Des images de vidéosurveillance, diffusées avant l’une des frappes, montraient femmes, hommes et enfants déambulant sans alerte préalable. « Même si, comme le soutient Israël, les cibles étaient des centres de commandement souterrains du Hamas, le droit international impose de faire preuve d’un soin constant pour épargner les vies civiles – ce qui, manifestement, n’a pas été le cas », a-t-il souligné.

Le ministère de la Santé de Gaza rapporte que près de 53.000 personnes ont été tuées depuis le début du conflit, en octobre 2023. Plus de 10.000 patients – dont 4.500 enfants – nécessitent une évacuation médicale urgente, selon l’OMS.

Appel à lever le blocus

Alessandra Vellucci, porte-parole du Service d’information de l’ONU, a souligné que l’ONU avait « pressé les pays ayant de l’influence de faire tout ce qui est possible pour permettre la livraison de l’aide et le respect de l’aide humanitaire internationale ». Si les partenaires de l’ONU ne sont pas autorisés à apporter et à distribuer de l’aide, « cette responsabilité incombe à Israël en tant que puissance occupante », a-t-elle affirmé.

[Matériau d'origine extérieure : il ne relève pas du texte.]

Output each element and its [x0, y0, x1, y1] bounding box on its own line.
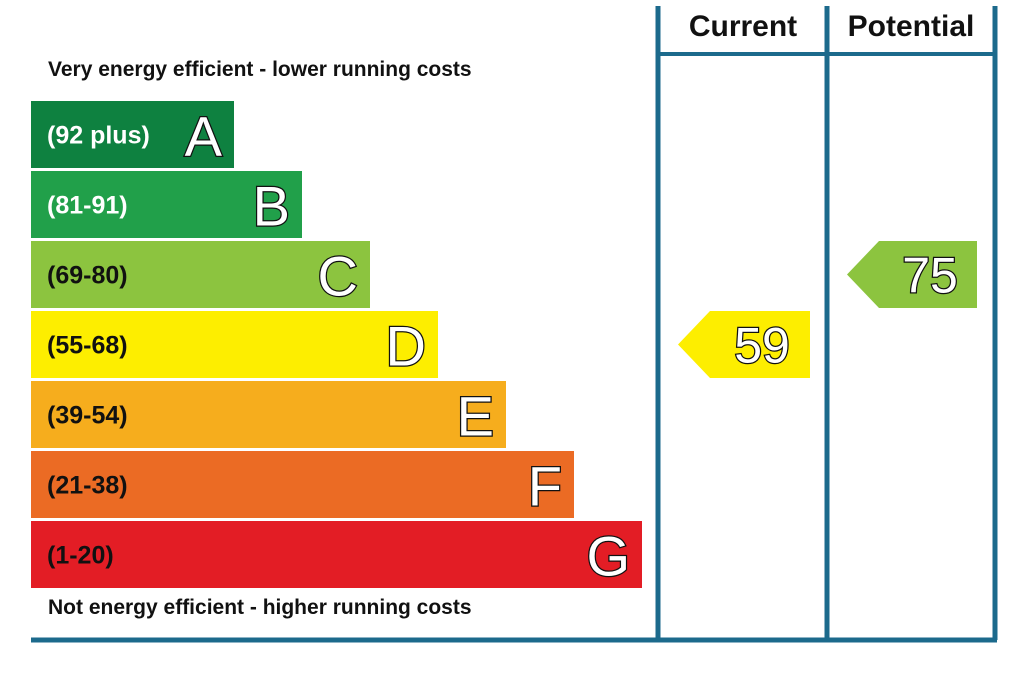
band-f-bar — [31, 451, 574, 518]
column-header-potential: Potential — [847, 10, 975, 43]
rating-potential-arrow — [847, 241, 977, 308]
band-f-letter: F — [528, 455, 562, 518]
band-f-range-label: (21-38) — [47, 472, 128, 500]
band-b-range-label: (81-91) — [47, 192, 128, 220]
rating-current-value: 59 — [734, 318, 790, 374]
band-a-letter: A — [185, 105, 223, 168]
band-g-bar — [31, 521, 642, 588]
band-d-letter: D — [386, 315, 426, 378]
column-header-current: Current — [688, 10, 798, 43]
top-caption: Very energy efficient - lower running co… — [48, 58, 472, 81]
band-c-bar — [31, 241, 370, 308]
band-g-letter: G — [586, 525, 630, 588]
band-d-bar — [31, 311, 438, 378]
bottom-caption: Not energy efficient - higher running co… — [48, 596, 472, 619]
band-e-letter: E — [457, 385, 494, 448]
band-c-range-label: (69-80) — [47, 262, 128, 290]
rating-potential-value: 75 — [902, 248, 958, 304]
band-d-range-label: (55-68) — [47, 332, 128, 360]
band-e-bar — [31, 381, 506, 448]
band-a-range-label: (92 plus) — [47, 122, 150, 150]
rating-current-arrow — [678, 311, 810, 378]
band-a-bar — [31, 101, 234, 168]
band-b-letter: B — [253, 175, 290, 238]
band-b-bar — [31, 171, 302, 238]
band-g-range-label: (1-20) — [47, 542, 114, 570]
band-c-letter: C — [318, 245, 358, 308]
band-e-range-label: (39-54) — [47, 402, 128, 430]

Alors que la situation à Gaza s’aggrave de jour en jour, Mme Vellucci a repris la position du Secrétaire général de l’ONU, António Guterres : la paix ne peut venir que d’une solution politique. 

« Une solution durable, longue et équitable au conflit israélo-palestinien doit être trouvée », a-t-elle déclaré, « et l’ONU n’a cessé de répéter que cette solution comprenait deux États indépendants vivant en paix, côte à côte ».